Every day is the same. Wake, wash, eat, run errands and sleep. Rinse and repeat. Life is all about going through the motions now, for the sake of my family. Each morning at eight, my mother knocks on the door, announcing herself before entering my darkened bedroom and I'm sitting here, staring at the mirror trying to find a reason to do my hair. To be honest, I don't know whether she expects me to change or if hidden behind that warm smile is some deep-seeded fear that one day I won't wake up.

They are all I have left now. Mum, Dad, Sola and her family. And I suppose then there is Sabè, one of my dearest handmaidens. Every morning, at first light, she goes to my mausoleum to keep up the charade. Replacing the withered flowers that lay beside my empty sarcophagus. They had said it was best that I stayed hidden under the pretence of my death, due to my vocal discord at the Empire's birth. I don't understand why it would matter. The Empire has already taken everything that I cared about – what good am I to them now?

It is very kind of Sabè to stick around and look after me these past nine months. Not that I have been overly friendly, but she never complains. It actually pained me to force a smile when mum asked me too yesterday. She said it was for the sake of Pooja, my niece. Apparently having a sour looking aunty all the time dampened her spirits somewhat.

But what is there left to smile about? My soulmate had been brainwashed and manipulated to the point of no return, only for me to never see or hear from him again. It still aches, not knowing if he's actually alive or not. I don't think that will ever change. Our babies are gone and all I have left of him is the Japoor snippet weighing heavily around my neck. I don't even know if they survived. I hope so. But then again, if they did, where are they? More the point, who has them?

Obi-wan is gone too. I remember seeing him on my ship on Mustafar, and then I have these vague flashes of him in the operating theatre, holding my two precious miracles in front of my face. I remember naming them – Luke and Leia. I don't know if he's alive any more, either. I hope he made it out safe and is now hiding somewhere. Perhaps one day I'll see or hear from him again and I might actually find some sort of closure.

Nine months.

Two hundred and seventy four days of crying myself to sleep – and today marks the seventy fifth.

Every single morning I catch myself asking, why?

Nine long months spent hoping ... praying ... waiting for Anakin to miraculously turn up at the door begging for my forgiveness. But he never does. I know it's nothing but a fool's dream – if he were actually alive, he would've been here by now. I just know it.

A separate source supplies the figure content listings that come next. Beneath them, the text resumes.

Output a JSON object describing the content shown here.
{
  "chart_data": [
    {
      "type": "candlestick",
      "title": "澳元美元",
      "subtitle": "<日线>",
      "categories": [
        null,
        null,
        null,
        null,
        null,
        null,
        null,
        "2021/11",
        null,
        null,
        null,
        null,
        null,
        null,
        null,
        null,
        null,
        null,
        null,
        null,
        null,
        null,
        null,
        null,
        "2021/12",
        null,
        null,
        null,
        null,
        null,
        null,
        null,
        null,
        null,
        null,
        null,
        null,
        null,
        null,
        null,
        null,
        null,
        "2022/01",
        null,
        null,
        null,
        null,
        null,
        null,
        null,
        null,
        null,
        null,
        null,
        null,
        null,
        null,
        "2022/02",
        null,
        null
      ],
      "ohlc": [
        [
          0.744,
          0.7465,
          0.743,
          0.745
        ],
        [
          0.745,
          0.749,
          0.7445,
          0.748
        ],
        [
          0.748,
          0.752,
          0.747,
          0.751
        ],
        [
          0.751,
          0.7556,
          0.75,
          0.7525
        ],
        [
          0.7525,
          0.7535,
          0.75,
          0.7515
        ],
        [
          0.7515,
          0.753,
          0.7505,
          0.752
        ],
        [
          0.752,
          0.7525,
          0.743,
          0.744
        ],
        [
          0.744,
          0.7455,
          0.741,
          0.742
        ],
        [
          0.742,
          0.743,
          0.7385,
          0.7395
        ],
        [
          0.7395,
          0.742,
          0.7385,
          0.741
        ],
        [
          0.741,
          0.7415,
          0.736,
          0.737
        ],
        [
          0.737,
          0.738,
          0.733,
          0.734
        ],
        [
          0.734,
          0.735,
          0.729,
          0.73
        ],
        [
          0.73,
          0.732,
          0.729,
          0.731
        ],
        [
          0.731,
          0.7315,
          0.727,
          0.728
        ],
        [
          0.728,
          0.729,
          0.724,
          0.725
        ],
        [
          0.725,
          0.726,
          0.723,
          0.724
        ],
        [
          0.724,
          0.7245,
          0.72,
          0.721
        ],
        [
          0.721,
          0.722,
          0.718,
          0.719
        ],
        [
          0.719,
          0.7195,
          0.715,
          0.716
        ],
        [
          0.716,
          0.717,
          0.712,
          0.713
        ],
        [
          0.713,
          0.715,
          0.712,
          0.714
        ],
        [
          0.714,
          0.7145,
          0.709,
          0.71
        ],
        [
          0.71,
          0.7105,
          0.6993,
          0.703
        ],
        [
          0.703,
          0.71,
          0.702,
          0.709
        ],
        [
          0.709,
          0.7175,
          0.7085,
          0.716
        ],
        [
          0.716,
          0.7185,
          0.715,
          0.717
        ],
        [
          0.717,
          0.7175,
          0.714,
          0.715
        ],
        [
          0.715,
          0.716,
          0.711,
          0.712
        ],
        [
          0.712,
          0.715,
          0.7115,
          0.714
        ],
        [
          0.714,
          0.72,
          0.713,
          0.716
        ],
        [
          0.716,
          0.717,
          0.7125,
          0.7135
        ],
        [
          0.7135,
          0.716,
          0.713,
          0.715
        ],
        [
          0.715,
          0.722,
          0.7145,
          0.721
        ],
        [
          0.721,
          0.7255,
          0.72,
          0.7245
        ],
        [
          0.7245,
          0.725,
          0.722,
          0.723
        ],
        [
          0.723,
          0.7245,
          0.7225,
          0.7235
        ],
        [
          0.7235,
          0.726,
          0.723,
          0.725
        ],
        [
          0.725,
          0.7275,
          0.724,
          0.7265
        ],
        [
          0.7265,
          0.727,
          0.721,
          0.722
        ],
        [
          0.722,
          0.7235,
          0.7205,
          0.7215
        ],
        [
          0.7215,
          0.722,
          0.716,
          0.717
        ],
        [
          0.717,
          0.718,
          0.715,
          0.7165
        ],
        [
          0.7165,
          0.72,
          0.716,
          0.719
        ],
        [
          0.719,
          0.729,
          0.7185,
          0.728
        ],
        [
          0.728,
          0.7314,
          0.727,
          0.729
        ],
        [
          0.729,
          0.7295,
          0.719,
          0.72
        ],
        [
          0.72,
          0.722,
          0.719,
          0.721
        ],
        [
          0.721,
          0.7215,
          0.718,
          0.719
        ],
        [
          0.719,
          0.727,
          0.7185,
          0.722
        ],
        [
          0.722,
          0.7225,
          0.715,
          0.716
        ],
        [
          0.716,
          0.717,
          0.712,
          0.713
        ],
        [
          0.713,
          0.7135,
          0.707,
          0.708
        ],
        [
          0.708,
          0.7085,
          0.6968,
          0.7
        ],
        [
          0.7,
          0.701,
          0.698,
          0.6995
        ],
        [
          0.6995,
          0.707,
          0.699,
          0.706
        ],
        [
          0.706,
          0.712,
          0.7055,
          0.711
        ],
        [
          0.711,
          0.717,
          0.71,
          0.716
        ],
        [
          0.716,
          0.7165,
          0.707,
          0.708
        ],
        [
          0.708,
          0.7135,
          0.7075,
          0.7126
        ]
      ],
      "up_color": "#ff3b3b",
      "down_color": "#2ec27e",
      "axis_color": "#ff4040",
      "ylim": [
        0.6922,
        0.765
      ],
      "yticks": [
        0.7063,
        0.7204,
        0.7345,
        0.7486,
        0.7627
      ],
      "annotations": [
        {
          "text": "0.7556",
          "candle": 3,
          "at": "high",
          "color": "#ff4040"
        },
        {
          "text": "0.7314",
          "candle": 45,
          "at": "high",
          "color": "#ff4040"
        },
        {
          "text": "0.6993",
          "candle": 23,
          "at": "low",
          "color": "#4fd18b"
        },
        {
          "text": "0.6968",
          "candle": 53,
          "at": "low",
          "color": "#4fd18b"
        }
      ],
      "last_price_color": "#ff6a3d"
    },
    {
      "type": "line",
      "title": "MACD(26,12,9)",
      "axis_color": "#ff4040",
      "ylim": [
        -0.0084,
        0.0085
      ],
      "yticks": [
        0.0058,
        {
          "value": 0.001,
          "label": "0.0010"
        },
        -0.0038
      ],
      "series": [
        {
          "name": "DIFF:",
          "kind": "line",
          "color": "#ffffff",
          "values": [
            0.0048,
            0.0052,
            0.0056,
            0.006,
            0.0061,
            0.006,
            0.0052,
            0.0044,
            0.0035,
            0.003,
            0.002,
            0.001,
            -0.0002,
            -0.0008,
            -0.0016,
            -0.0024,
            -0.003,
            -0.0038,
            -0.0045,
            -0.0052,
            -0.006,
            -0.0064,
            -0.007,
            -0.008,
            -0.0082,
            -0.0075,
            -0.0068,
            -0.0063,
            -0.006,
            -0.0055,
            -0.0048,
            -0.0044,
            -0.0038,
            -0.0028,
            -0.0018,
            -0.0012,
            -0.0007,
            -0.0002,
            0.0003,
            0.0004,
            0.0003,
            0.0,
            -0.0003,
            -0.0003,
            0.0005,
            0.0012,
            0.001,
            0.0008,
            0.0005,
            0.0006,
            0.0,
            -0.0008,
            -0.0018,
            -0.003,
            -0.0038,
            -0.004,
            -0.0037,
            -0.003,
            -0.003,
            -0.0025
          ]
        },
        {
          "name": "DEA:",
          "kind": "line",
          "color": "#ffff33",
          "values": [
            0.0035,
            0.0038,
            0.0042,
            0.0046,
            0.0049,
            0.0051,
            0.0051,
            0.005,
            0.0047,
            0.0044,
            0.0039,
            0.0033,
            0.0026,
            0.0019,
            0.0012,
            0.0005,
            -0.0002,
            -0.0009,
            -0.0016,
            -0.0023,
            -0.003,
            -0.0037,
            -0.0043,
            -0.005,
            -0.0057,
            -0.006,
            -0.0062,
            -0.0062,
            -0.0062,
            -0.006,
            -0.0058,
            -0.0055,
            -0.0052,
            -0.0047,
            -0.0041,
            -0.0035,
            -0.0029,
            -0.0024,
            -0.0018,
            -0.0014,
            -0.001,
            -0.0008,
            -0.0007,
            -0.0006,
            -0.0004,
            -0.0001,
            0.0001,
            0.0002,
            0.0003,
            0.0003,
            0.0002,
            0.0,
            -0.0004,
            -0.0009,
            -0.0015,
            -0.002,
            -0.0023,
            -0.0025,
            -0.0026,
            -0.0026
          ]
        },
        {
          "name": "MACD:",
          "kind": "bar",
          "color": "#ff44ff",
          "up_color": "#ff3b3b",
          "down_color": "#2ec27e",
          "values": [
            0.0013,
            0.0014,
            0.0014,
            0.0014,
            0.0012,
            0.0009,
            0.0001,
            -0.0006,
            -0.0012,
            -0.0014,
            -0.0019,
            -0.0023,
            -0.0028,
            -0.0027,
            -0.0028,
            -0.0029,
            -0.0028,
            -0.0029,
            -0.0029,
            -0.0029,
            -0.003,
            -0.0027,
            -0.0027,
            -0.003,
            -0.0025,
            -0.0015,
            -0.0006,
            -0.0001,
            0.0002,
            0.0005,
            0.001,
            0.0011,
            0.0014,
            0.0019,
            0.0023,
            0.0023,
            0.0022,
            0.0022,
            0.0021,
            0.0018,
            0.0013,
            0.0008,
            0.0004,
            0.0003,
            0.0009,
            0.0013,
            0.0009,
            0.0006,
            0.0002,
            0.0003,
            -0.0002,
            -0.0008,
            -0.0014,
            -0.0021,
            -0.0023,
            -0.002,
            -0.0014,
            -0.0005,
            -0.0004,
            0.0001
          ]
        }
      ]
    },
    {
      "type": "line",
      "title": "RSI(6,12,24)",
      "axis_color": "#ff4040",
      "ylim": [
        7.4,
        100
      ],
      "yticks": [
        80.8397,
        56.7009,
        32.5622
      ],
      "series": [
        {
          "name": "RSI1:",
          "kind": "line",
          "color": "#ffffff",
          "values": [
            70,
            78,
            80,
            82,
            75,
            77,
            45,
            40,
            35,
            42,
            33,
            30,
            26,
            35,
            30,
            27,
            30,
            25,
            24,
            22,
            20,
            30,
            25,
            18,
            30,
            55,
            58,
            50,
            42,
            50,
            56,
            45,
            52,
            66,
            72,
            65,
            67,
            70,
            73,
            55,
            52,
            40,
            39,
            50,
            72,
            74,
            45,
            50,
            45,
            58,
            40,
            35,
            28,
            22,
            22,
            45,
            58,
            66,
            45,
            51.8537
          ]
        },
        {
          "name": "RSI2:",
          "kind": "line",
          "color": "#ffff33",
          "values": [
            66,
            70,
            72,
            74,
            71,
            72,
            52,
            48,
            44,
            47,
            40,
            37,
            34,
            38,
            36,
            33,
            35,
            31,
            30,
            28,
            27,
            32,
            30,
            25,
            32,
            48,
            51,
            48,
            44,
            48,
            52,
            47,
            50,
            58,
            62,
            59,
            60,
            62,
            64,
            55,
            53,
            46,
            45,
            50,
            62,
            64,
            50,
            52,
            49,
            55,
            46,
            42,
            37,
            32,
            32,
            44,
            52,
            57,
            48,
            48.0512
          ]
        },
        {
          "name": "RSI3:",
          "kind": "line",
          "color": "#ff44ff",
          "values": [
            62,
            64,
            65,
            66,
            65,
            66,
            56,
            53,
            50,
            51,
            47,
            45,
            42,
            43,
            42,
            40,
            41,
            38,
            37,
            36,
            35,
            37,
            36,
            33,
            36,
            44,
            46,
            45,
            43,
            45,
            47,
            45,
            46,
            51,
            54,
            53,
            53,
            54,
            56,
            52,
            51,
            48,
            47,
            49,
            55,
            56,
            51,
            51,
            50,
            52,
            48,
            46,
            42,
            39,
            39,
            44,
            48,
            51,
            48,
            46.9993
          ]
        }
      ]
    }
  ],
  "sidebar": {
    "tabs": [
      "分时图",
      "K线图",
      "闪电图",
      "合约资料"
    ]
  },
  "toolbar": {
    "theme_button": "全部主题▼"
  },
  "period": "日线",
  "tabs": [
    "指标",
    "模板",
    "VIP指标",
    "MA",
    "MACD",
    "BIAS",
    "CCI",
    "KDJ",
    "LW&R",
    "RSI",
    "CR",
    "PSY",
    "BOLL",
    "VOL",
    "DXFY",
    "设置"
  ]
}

It hurts just thinking his name, let alone saying it aloud. I haven't dared utter it since that night and I don't think I ever will. It's still far too painful. Much like the gaping void in my stomach.

Nine heart-breaking months knowing that somewhere ... out there amidst the glittering array of planets and star systems ... I might still have a son and daughter.

All I know is this. When I woke up in that transport, screaming for someone to notice that I was in-fact still alive ... I had suddenly lost ... everything.